I’ll never get back the 144 minutes I spent watching the midnight premiere of “Star Wars: Rise of Skywalker,” a movie that took everything we knew and loved about a galaxy far, far away and crashed it into the forest moon of Endor.
Although we can collectively agree that the final Star Wars trilogy was just shy of a dumpster fire, at least it did a half-decent job paying homage to fan-favorite aircraft from the original movies, including the X-wing.
Now, the famed Rebel Alliance aircraft similar to that flown by Oscar Isaac’s Poe Dameron has found a new home in Washington. On May 4, the internet-proclaimed Star Wars celebration day, the National Air and Space Museum announced that it was unveiling a new exhibit: a 37-foot X-wing from the latest films. The entry is the first Star Wars addition to the museum since it hosted a “Star Wars: Myth of Magic” exhibit in 1997.
“Despite taking place a long time ago in a galaxy far, far away, Star Wars introduced generations of fans here on Earth to outer space as a setting for adventure and exploration,” Margaret Weitekamp, Space History chair at the museum, said in a release.
“All air and space milestones begin with inspiration, and science fiction so often provides that spark — the iconic X-wing displayed amid our other spacecraft celebrates the journey from imagination to achievement.”

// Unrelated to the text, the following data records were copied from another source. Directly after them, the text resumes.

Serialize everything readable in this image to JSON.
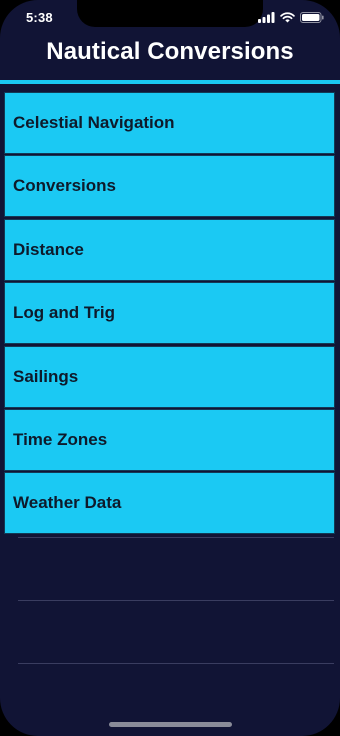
{
  "status_bar": {
    "time": "5:38",
    "icons": [
      "signal-icon",
      "wifi-icon",
      "battery-icon"
    ]
  },
  "nav": {
    "title": "Nautical Conversions"
  },
  "menu": {
    "items": [
      {
        "label": "Celestial Navigation"
      },
      {
        "label": "Conversions"
      },
      {
        "label": "Distance"
      },
      {
        "label": "Log and Trig"
      },
      {
        "label": "Sailings"
      },
      {
        "label": "Time Zones"
      },
      {
        "label": "Weather Data"
      }
    ]
  },
  "colors": {
    "background": "#111435",
    "accent": "#1ac8f2",
    "row_text": "#0e1a2b",
    "title_text": "#ffffff"
  }
}
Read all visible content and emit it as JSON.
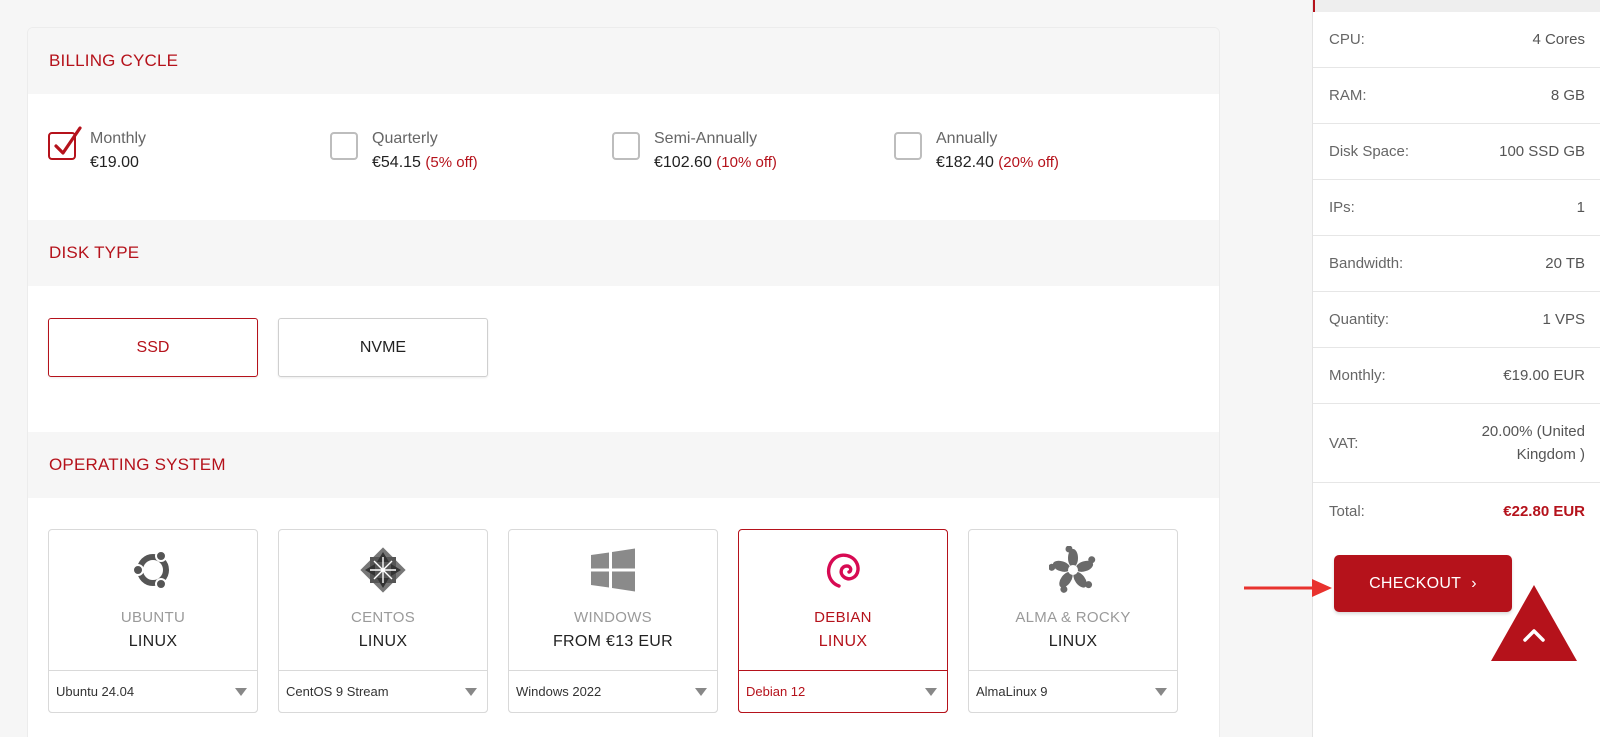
{
  "billing": {
    "title": "BILLING CYCLE",
    "options": [
      {
        "name": "Monthly",
        "price": "€19.00",
        "discount": "",
        "checked": true
      },
      {
        "name": "Quarterly",
        "price": "€54.15",
        "discount": "(5% off)",
        "checked": false
      },
      {
        "name": "Semi-Annually",
        "price": "€102.60",
        "discount": "(10% off)",
        "checked": false
      },
      {
        "name": "Annually",
        "price": "€182.40",
        "discount": "(20% off)",
        "checked": false
      }
    ]
  },
  "disk": {
    "title": "DISK TYPE",
    "options": [
      {
        "label": "SSD",
        "selected": true
      },
      {
        "label": "NVME",
        "selected": false
      }
    ]
  },
  "os": {
    "title": "OPERATING SYSTEM",
    "cards": [
      {
        "name": "UBUNTU",
        "sub": "LINUX",
        "version": "Ubuntu 24.04",
        "icon": "ubuntu-icon",
        "selected": false
      },
      {
        "name": "CENTOS",
        "sub": "LINUX",
        "version": "CentOS 9 Stream",
        "icon": "centos-icon",
        "selected": false
      },
      {
        "name": "WINDOWS",
        "sub": "FROM €13 EUR",
        "version": "Windows 2022",
        "icon": "windows-icon",
        "selected": false
      },
      {
        "name": "DEBIAN",
        "sub": "LINUX",
        "version": "Debian 12",
        "icon": "debian-icon",
        "selected": true
      },
      {
        "name": "ALMA & ROCKY",
        "sub": "LINUX",
        "version": "AlmaLinux 9",
        "icon": "almalinux-icon",
        "selected": false
      }
    ]
  },
  "summary": {
    "rows": [
      {
        "label": "CPU:",
        "value": "4 Cores"
      },
      {
        "label": "RAM:",
        "value": "8 GB"
      },
      {
        "label": "Disk Space:",
        "value": "100 SSD GB"
      },
      {
        "label": "IPs:",
        "value": "1"
      },
      {
        "label": "Bandwidth:",
        "value": "20 TB"
      },
      {
        "label": "Quantity:",
        "value": "1 VPS"
      },
      {
        "label": "Monthly:",
        "value": "€19.00 EUR"
      },
      {
        "label": "VAT:",
        "value": "20.00% (United Kingdom )"
      },
      {
        "label": "Total:",
        "value": "€22.80 EUR"
      }
    ],
    "checkout_label": "CHECKOUT",
    "checkout_icon": "chevron-right-icon"
  },
  "colors": {
    "accent": "#b5121b",
    "header_bg": "#f6f6f6",
    "border": "#d9d9d9"
  }
}
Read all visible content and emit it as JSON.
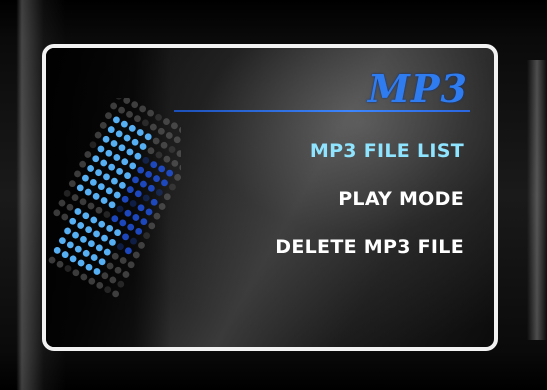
{
  "screen": {
    "title": "MP3"
  },
  "menu": {
    "items": [
      {
        "label": "MP3 FILE LIST",
        "selected": true
      },
      {
        "label": "PLAY MODE",
        "selected": false
      },
      {
        "label": "DELETE MP3 FILE",
        "selected": false
      }
    ]
  },
  "colors": {
    "title": "#2e7cf0",
    "selected_item": "#8fe4ff",
    "item": "#ffffff",
    "border": "#f2f2f2",
    "dot_bright": "#5ab8ff",
    "dot_dim": "#1f4fd0",
    "dot_grey": "#6a6a6a"
  },
  "decoration": {
    "icon": "led-dot-matrix-icon"
  }
}
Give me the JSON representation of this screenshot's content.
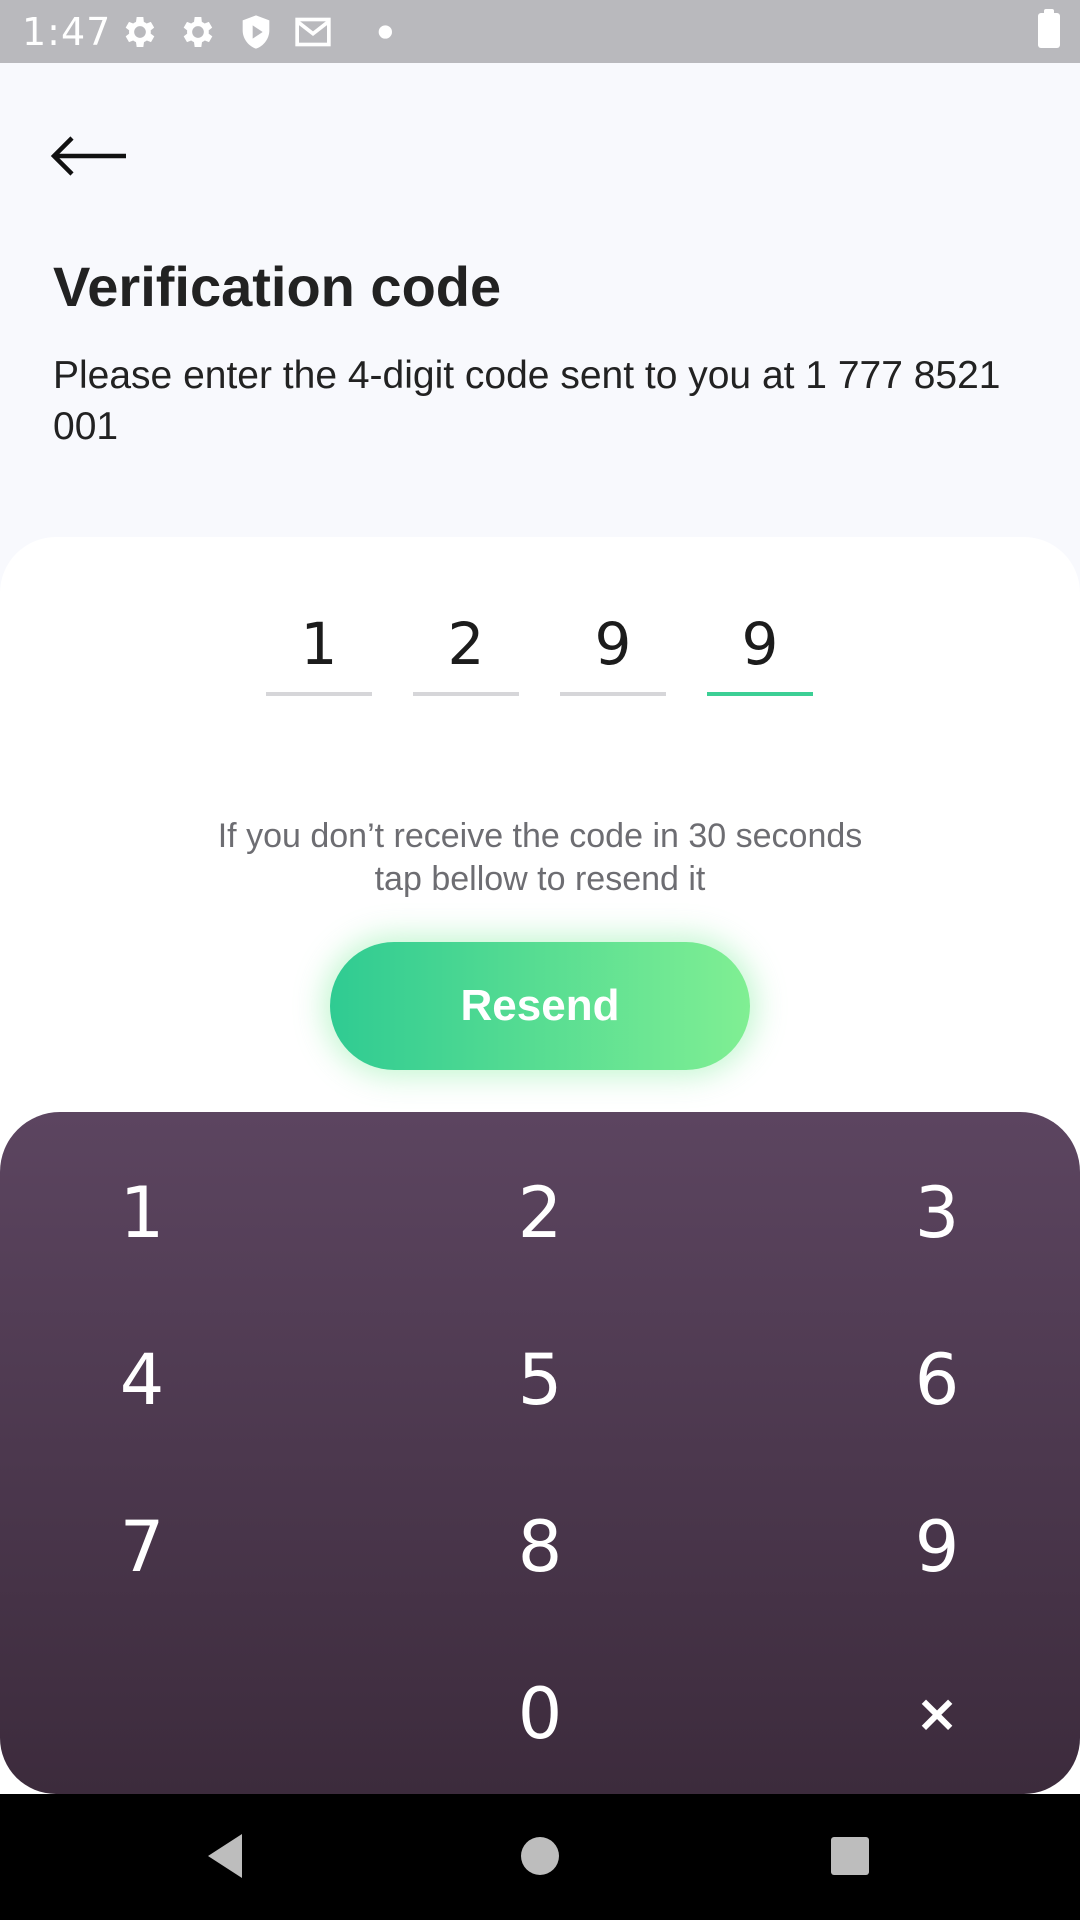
{
  "status_bar": {
    "time": "1:47",
    "icons": [
      "settings-icon",
      "settings-icon",
      "shield-play-icon",
      "mail-icon",
      "notification-dot-icon",
      "battery-icon"
    ]
  },
  "header": {
    "back_icon": "arrow-left-icon",
    "title": "Verification code",
    "subtitle": "Please enter the 4-digit code sent to you at 1 777 8521 001"
  },
  "code": {
    "digits": [
      "1",
      "2",
      "9",
      "9"
    ],
    "active_index": 3,
    "active_color": "#3ccf95"
  },
  "resend": {
    "hint_line1": "If you don’t receive the code in 30 seconds",
    "hint_line2": "tap bellow to resend it",
    "button_label": "Resend"
  },
  "keypad": {
    "keys": [
      "1",
      "2",
      "3",
      "4",
      "5",
      "6",
      "7",
      "8",
      "9",
      "0"
    ],
    "delete_label": "×"
  },
  "colors": {
    "accent_start": "#2fcb92",
    "accent_end": "#80ef93",
    "keypad_top": "#5c4560",
    "keypad_bottom": "#3c2b3c"
  },
  "nav_bar": {
    "icons": [
      "back-triangle-icon",
      "home-circle-icon",
      "recents-square-icon"
    ]
  }
}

Though the iconic craft received no love in the 1990s prequels, the most recent trilogy did resurrect them — quite literally. In what would become one of the most absurd plot holes in “Rise of Skywalker,” the ghost version of Luke Skywalker (Mark Hamill) raises a drowned X-wing from the sea on Ahch-To so Rey (Daisy Ridley), who destroys her stolen TIE fighter (and only means off the planet), can kill her grandpa, also known as Sheev Palpatine, also known as Darth Sidious, also known as the Emperor, on a Sith planet called Exegol, which was conveniently never mentioned in previous movies.
Glaring directorial issues aside, this particular X-wing is currently undergoing conservation work in the museum’s restoration hangar, where fans can currently check it out.
The X-wing will be on display at the renovated Smithsonian National Air and Space Museum in 2022.